China blamed for Apple sales slump
Apple sales slumped 26 per cent in Greater China in the latest quarter, driving the tech giant to its worst result in 13 years.
CEO Tim Cook said the Hong Kong market was largely to blame, due to its currency value being pegged to the US dollar. Sales in the mainland fell by a more modest (but still alarming) 11 per cent. Greater China sales totalled US$12.49 billion, equivalent to about 24.5 per cent of its global revenues.
Cook added that a year ago Apple sales in China soared a remarkable 81 per cent year-on-year, suggesting that made for a tough benchmark for this quarter’s results.
But Apple cannot blame all the company’s current woes on China: sales in its US home market fell 10 per cent as well.
Globally, Apple sales totalled US$50.6 billion, down from the $58 billion of the previous corresponding period. Its quarterly net income fell from $13.6 billion to $10.5 billion and gross margin fell from 40.8 per cent to 39.4 per cent. International sales accounted for 67 per cent of the quarterly revenue.

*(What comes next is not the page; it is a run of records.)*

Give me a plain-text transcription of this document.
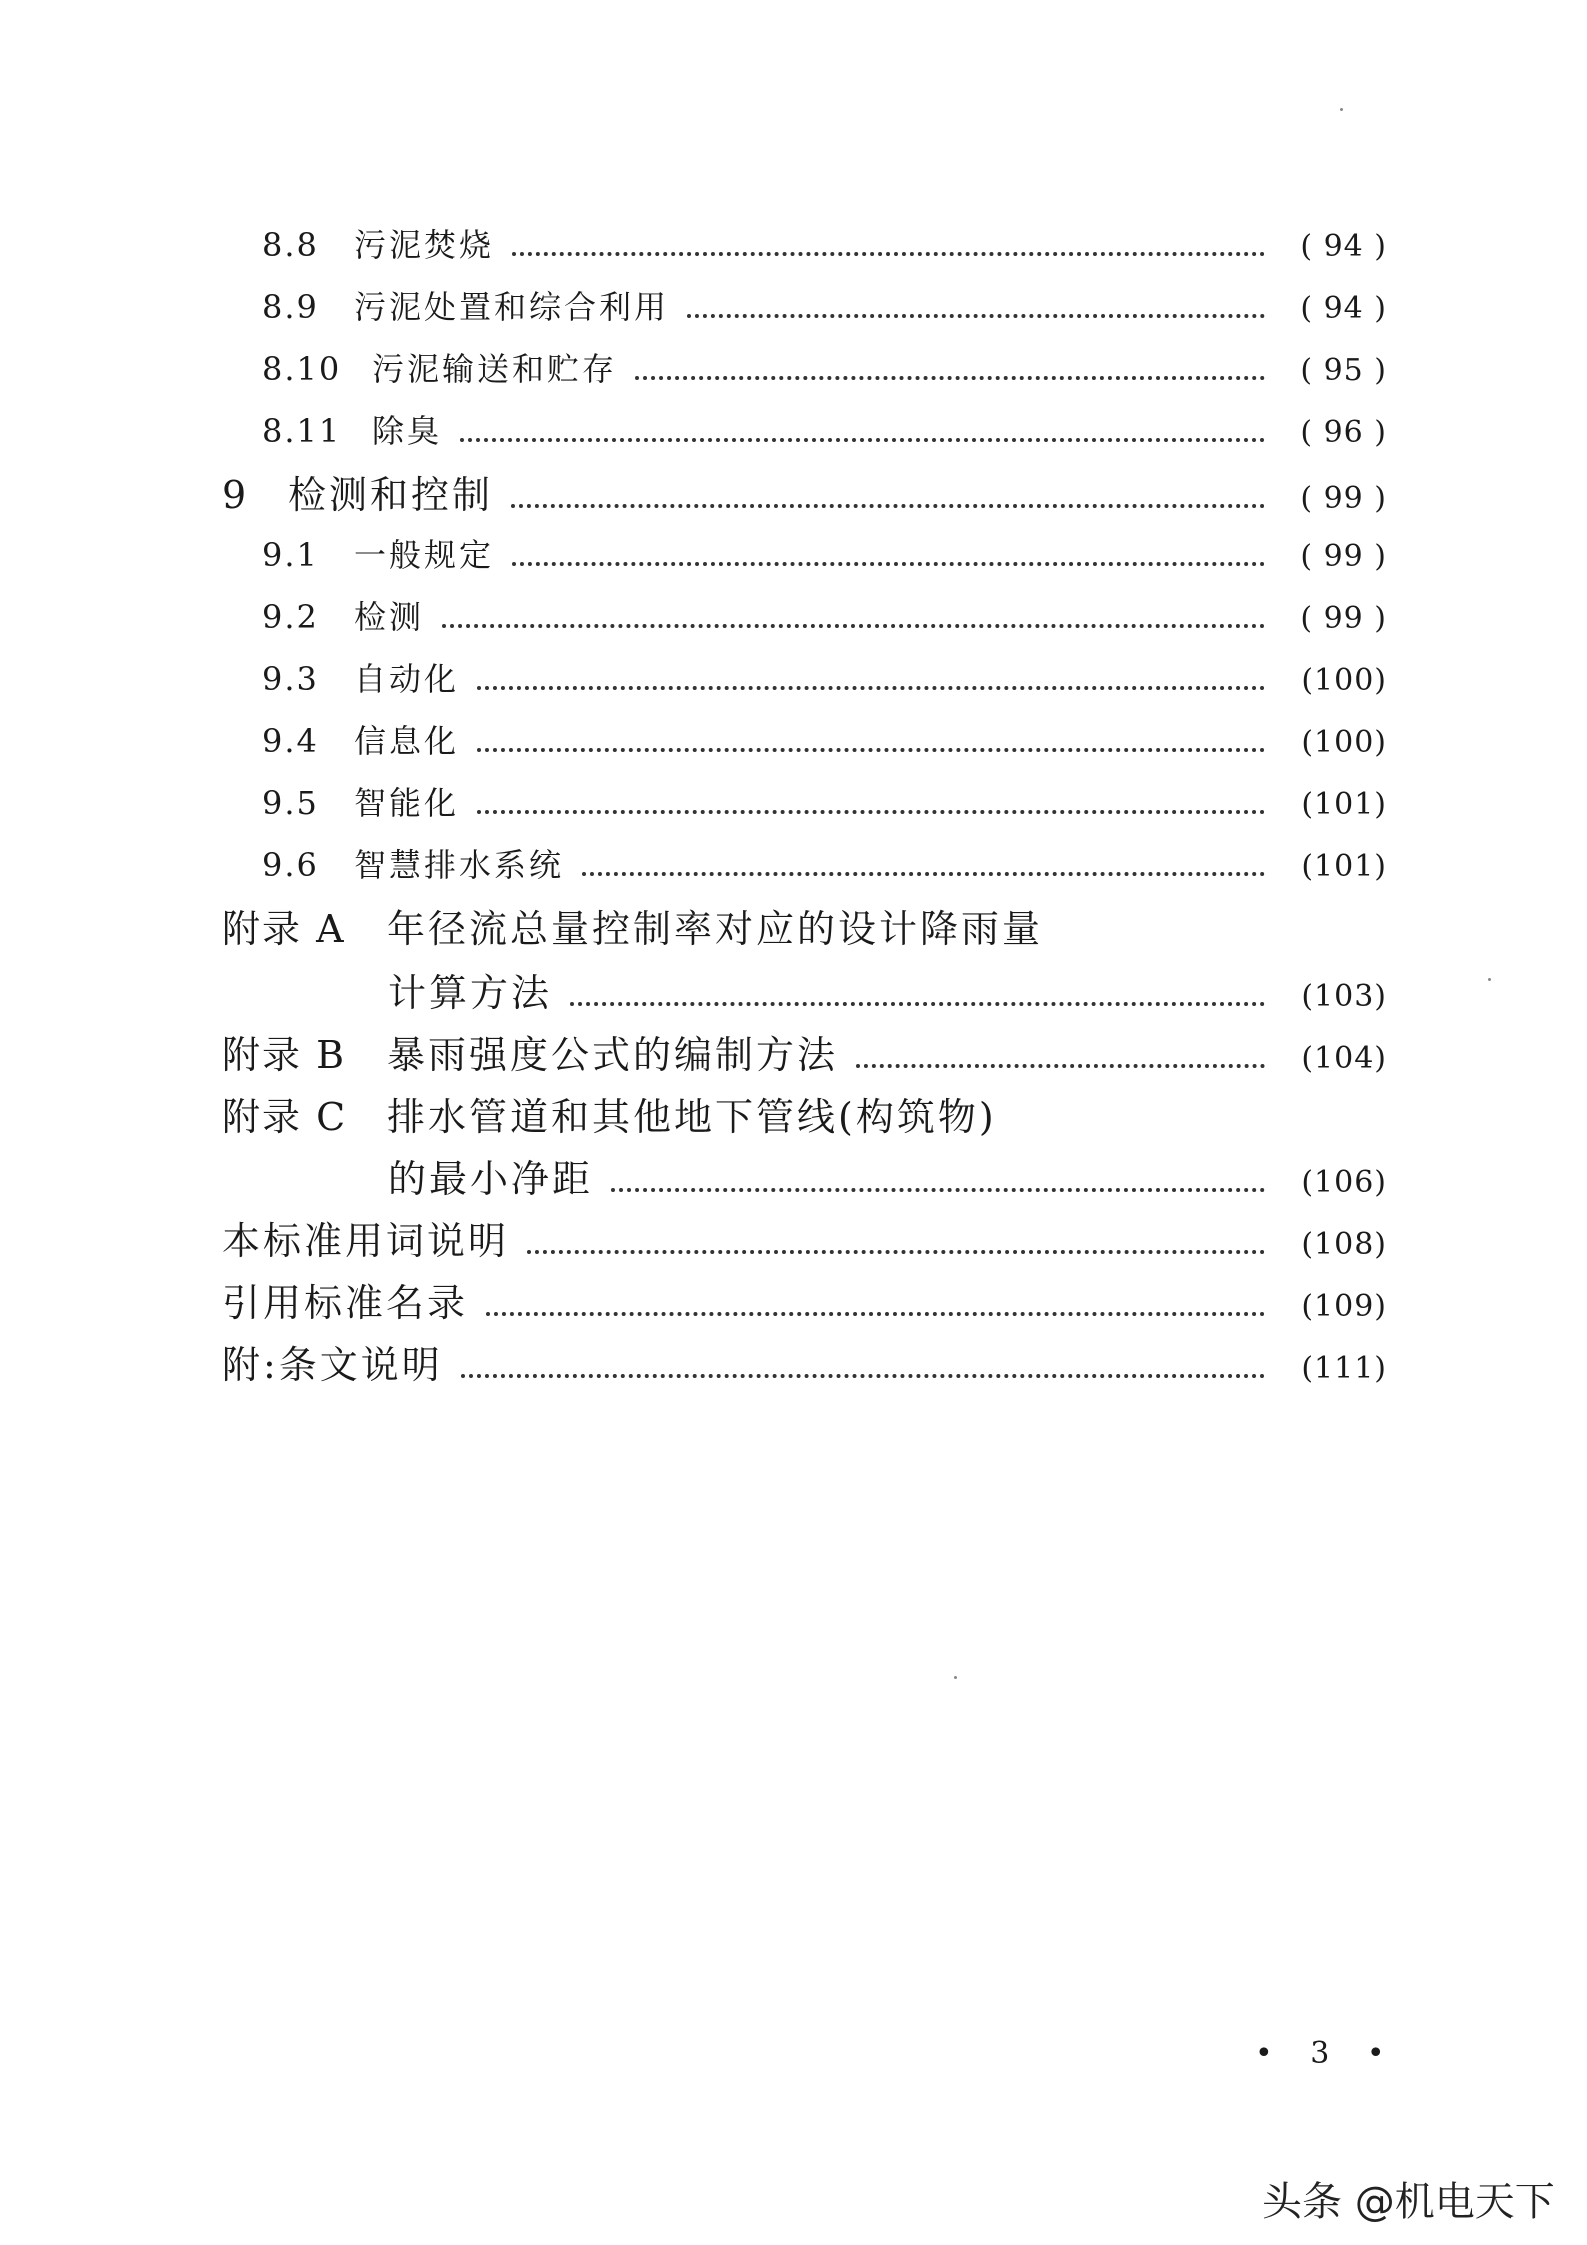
8.8	污泥焚烧	( 94 )
8.9	污泥处置和综合利用	( 94 )
8.10 污泥输送和贮存	( 95 )
8.11 除臭	( 96 )
9	检测和控制	( 99 )
9.1	一般规定	( 99 )
9.2	检测	( 99 )
9.3	自动化	(100)
9.4	信息化	(100)
9.5	智能化	(101)
9.6	智慧排水系统	(101)
附录 A	年径流总量控制率对应的设计降雨量
计算方法	(103)
附录 B	暴雨强度公式的编制方法	(104)
附录 C	排水管道和其他地下管线(构筑物)
的最小净距	(106)
本标准用词说明	(108)
引用标准名录	(109)
附:条文说明	(111)
• 3 •
头条 @机电天下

Despite the sales decline, Apple is showing no sign of slowing its aggressive expansion program in Greater China which it predicts will soon become its largest single market, overtaking the US.
During the quarter the company opened seven more stores, with five more planned in the current quarter, taking the network of large format stores to about 40.
The company will also take a hit from the Chinese Government’s decision last week to ban Apple’s iTunes music store and its Apple Bookstore – both selling digital content to Chinese customers who have invested in iPhones, iPads or Apple computers.
The biggest drain on sales is the iPhone, which is now struggling to keep pace with a myriad of less expensive models offering similar technology at often vastly lesser prices. Apple sold more than 51.2 million iPhones in the first three months of 2016 – nearly 10 million fewer than during the same quarter of 2015.